Only if we don’t begin to learn from them. Only if we forget to truth seek in ourselves.
Learning takes quiet and rest. It takes introspection. It takes a pause to re-yoke ourselves to what matters. To remind ourselves, that we are all in this together. Wise thought of the week: perhaps we should not look at the Fourth of July as Independence Day, but as Interdependence Day. A day when we remind ourselves that we are yoked to one another. Another word for yoke is union. Another word for yoke United.
We hold up mirrors for one another. And when we have our red and our blue coats on, we can’t see clearly. We become “yoked” to our way of seeing things, our people, our teams, our side, me and mine and I. Maybe when we’re only seeing red or seeing blue it’s time to pause. To stop looking at the coats and look into faces. To see the eyes of one another, including ourselves. To see friendship in another’s face. To see our shared humanity. And perhaps even our shared divinity.

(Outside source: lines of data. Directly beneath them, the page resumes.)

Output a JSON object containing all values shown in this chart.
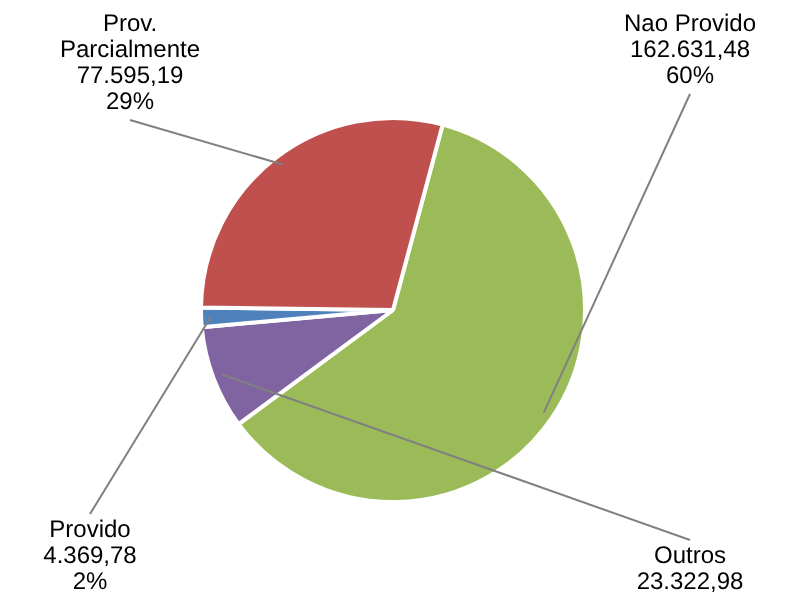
{
  "chart_data": {
    "type": "pie",
    "categories": [
      "Nao Provido",
      "Outros",
      "Provido",
      "Prov. Parcialmente"
    ],
    "values": [
      162631.48,
      23322.98,
      4369.78,
      77595.19
    ],
    "value_labels": [
      "162.631,48\n60%",
      "23.322,98",
      "4.369,78\n2%",
      "77.595,19\n29%"
    ],
    "colors": [
      "#9bbb59",
      "#8064a2",
      "#4f81bd",
      "#c0504d"
    ],
    "legend": false
  }
}
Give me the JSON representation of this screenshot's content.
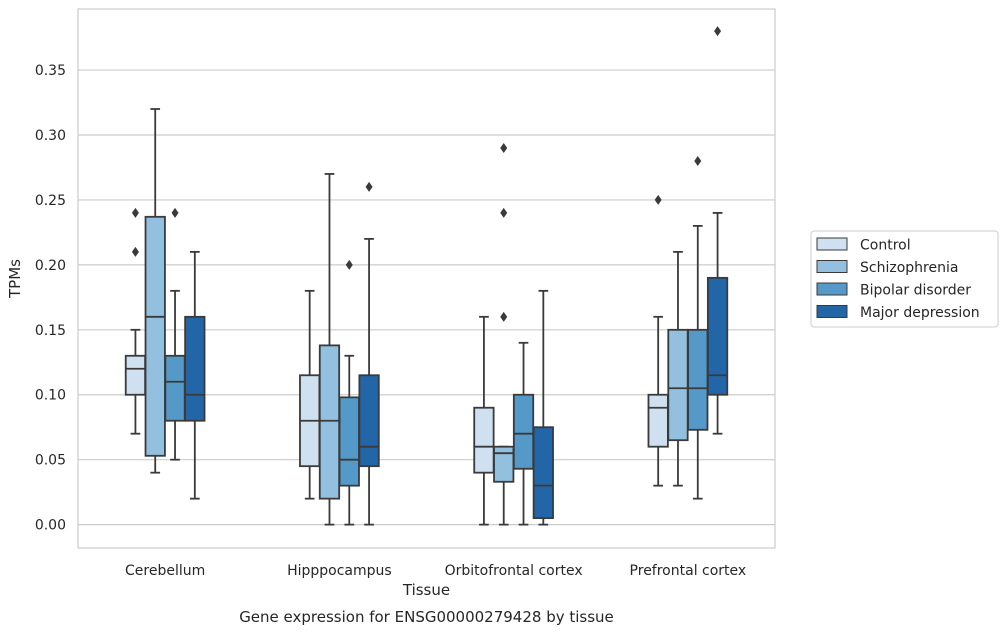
{
  "chart_data": {
    "type": "box",
    "xlabel": "Tissue",
    "ylabel": "TPMs",
    "caption": "Gene expression for ENSG00000279428 by tissue",
    "ylim": [
      -0.018,
      0.397
    ],
    "yticks": [
      "0.00",
      "0.05",
      "0.10",
      "0.15",
      "0.20",
      "0.25",
      "0.30",
      "0.35"
    ],
    "grid": "horizontal",
    "legend_position": "right",
    "categories": [
      "Cerebellum",
      "Hipppocampus",
      "Orbitofrontal cortex",
      "Prefrontal cortex"
    ],
    "series": [
      {
        "name": "Control",
        "color": "#cfe0f1",
        "boxes": [
          {
            "whisker_low": 0.07,
            "q1": 0.1,
            "median": 0.12,
            "q3": 0.13,
            "whisker_high": 0.15,
            "outliers": [
              0.21,
              0.24
            ]
          },
          {
            "whisker_low": 0.02,
            "q1": 0.045,
            "median": 0.08,
            "q3": 0.115,
            "whisker_high": 0.18,
            "outliers": []
          },
          {
            "whisker_low": 0.0,
            "q1": 0.04,
            "median": 0.06,
            "q3": 0.09,
            "whisker_high": 0.16,
            "outliers": []
          },
          {
            "whisker_low": 0.03,
            "q1": 0.06,
            "median": 0.09,
            "q3": 0.1,
            "whisker_high": 0.16,
            "outliers": [
              0.25
            ]
          }
        ]
      },
      {
        "name": "Schizophrenia",
        "color": "#93c0de",
        "boxes": [
          {
            "whisker_low": 0.04,
            "q1": 0.053,
            "median": 0.16,
            "q3": 0.237,
            "whisker_high": 0.32,
            "outliers": []
          },
          {
            "whisker_low": 0.0,
            "q1": 0.02,
            "median": 0.08,
            "q3": 0.138,
            "whisker_high": 0.27,
            "outliers": []
          },
          {
            "whisker_low": 0.0,
            "q1": 0.033,
            "median": 0.055,
            "q3": 0.06,
            "whisker_high": 0.06,
            "outliers": [
              0.16,
              0.24,
              0.29
            ]
          },
          {
            "whisker_low": 0.03,
            "q1": 0.065,
            "median": 0.105,
            "q3": 0.15,
            "whisker_high": 0.21,
            "outliers": []
          }
        ]
      },
      {
        "name": "Bipolar disorder",
        "color": "#5599c8",
        "boxes": [
          {
            "whisker_low": 0.05,
            "q1": 0.08,
            "median": 0.11,
            "q3": 0.13,
            "whisker_high": 0.18,
            "outliers": [
              0.24
            ]
          },
          {
            "whisker_low": 0.0,
            "q1": 0.03,
            "median": 0.05,
            "q3": 0.098,
            "whisker_high": 0.13,
            "outliers": [
              0.2
            ]
          },
          {
            "whisker_low": 0.0,
            "q1": 0.043,
            "median": 0.07,
            "q3": 0.1,
            "whisker_high": 0.14,
            "outliers": []
          },
          {
            "whisker_low": 0.02,
            "q1": 0.073,
            "median": 0.105,
            "q3": 0.15,
            "whisker_high": 0.23,
            "outliers": [
              0.28
            ]
          }
        ]
      },
      {
        "name": "Major depression",
        "color": "#2366a8",
        "boxes": [
          {
            "whisker_low": 0.02,
            "q1": 0.08,
            "median": 0.1,
            "q3": 0.16,
            "whisker_high": 0.21,
            "outliers": []
          },
          {
            "whisker_low": 0.0,
            "q1": 0.045,
            "median": 0.06,
            "q3": 0.115,
            "whisker_high": 0.22,
            "outliers": [
              0.26
            ]
          },
          {
            "whisker_low": 0.0,
            "q1": 0.005,
            "median": 0.03,
            "q3": 0.075,
            "whisker_high": 0.18,
            "outliers": []
          },
          {
            "whisker_low": 0.07,
            "q1": 0.1,
            "median": 0.115,
            "q3": 0.19,
            "whisker_high": 0.24,
            "outliers": [
              0.38
            ]
          }
        ]
      }
    ]
  }
}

And when we see the color of “bad”, what do we do with that? Sometimes it’s so overwhelming we turn away, we bury our heads, or it’s so appalling we pull out our video cameras. We point our fingers and judge. We begin to see other people as different than us and defined by their behaviors.
But what could we do with it?
We could see our shared humanity. Faults are universal. And when we choose to yoke ourselves to one another, we see even the color “bad” as like us. Often the faults we dislike the most are ones that are echoed in some way within us. We can begin to see…oh, yeah, that was me, is me, or could be me. And the terrible things? Somewhere behind that terrible behavior is a human story. Somewhere behind that terrible behavior is another human being.
The color of “good”? Look for it! It’s so easy to get lost so sometimes we have to look for the color of “good” (around us and in us—don’t miss the small things…those small things add up). And perhaps for a time that’s all we need. But there is a next step. What do we do with it? PAUSE. We can emulate it.
It’s easy to see the good and admire it from afar. To look at those good people as something special and unique. But perhaps we could yoke it to ourselves. Look at the good and also say I can do that and then do it, even and especially when it’s hardest. It is a path of love and will lighten the burdens, not just for us, but for one another.
Let’s get past the coats and look into faces. To see the eyes of one another. To see friendship in one another’s faces. To seek out our shared humanity. To seek our shared divinity. To seek out the thing that God loves in each of us.
Invitation One: this week explore what it is you are yoked too. And where that path is leading you. Maybe there’s a shift to be made? Maybe you’re reminded you’re on the right path?
Invitation Two: (from the kids book) explore one mistake you’ve made.
Next write down at least three things you learned from that mistake. Remember hindsight is 20/20—this is where that comes in handy.
And lastly, notice how you have grown spiritually from that mistake.